With increased focus on the preparation of food, it appears more cooks – both in the home and in the culinary industry – are paying close attention to this vital seasoning ingredient. From table salt and sea salt to the more intricate Himalayan salt, it appears this humble ingredient – which can often make or ruin a dish – is firmly in the spotlight.
Indonesia, with its vast coast line ironically imports much of its salt but in recent years, especially with the focus on local sourcing and production, salt from these shores are making waves in home -and restaurant- kitchens. Kaum Jakarta uses Amed sea salt.

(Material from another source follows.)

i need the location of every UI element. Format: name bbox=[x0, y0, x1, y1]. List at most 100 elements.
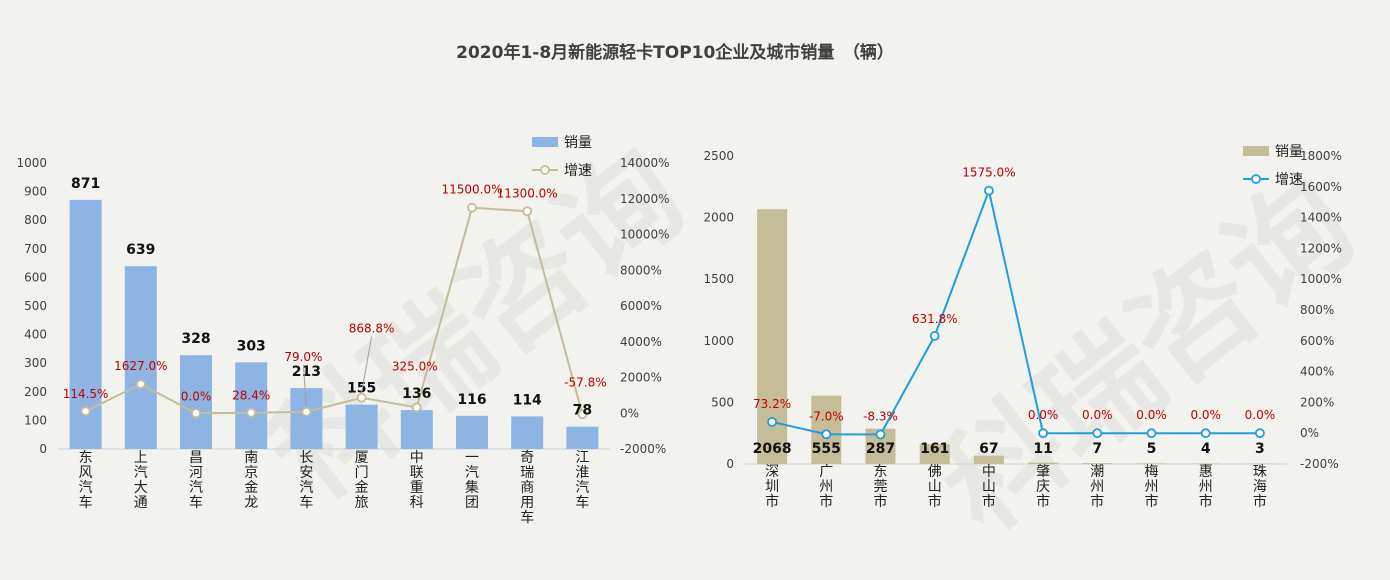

Farmers use split and aged coconut trunks in which to evaporate sea water, an all-natural method which adds to the purity of taste and avoids any trace of bitterness that usually occurs from using tarpaulin, Kaum Brand Director Lisa Virgiano tells us.
Amed sea salt is similar in quality to French Guérande salt as both varieties have obtained the international certificate of Geographical Indication, an accreditation that reflects the quality, origin and natural processing treatment of a product.
It requires several purification processes starting from filtering the fresh sea water using a conical shape filter (similar method like manual brewed coffee using V-60 technique). The inner side of conical shape filter is covered by nearby sand soil which has been humidified by the same sea water.
The aged coconut trunk then filled by the filtered sea water and gets evaporated by the sun for several days. Salt crystals then starts to form at the bottom of the aged coconut trunk. Yes, it is only marketed in specific market in Indonesia.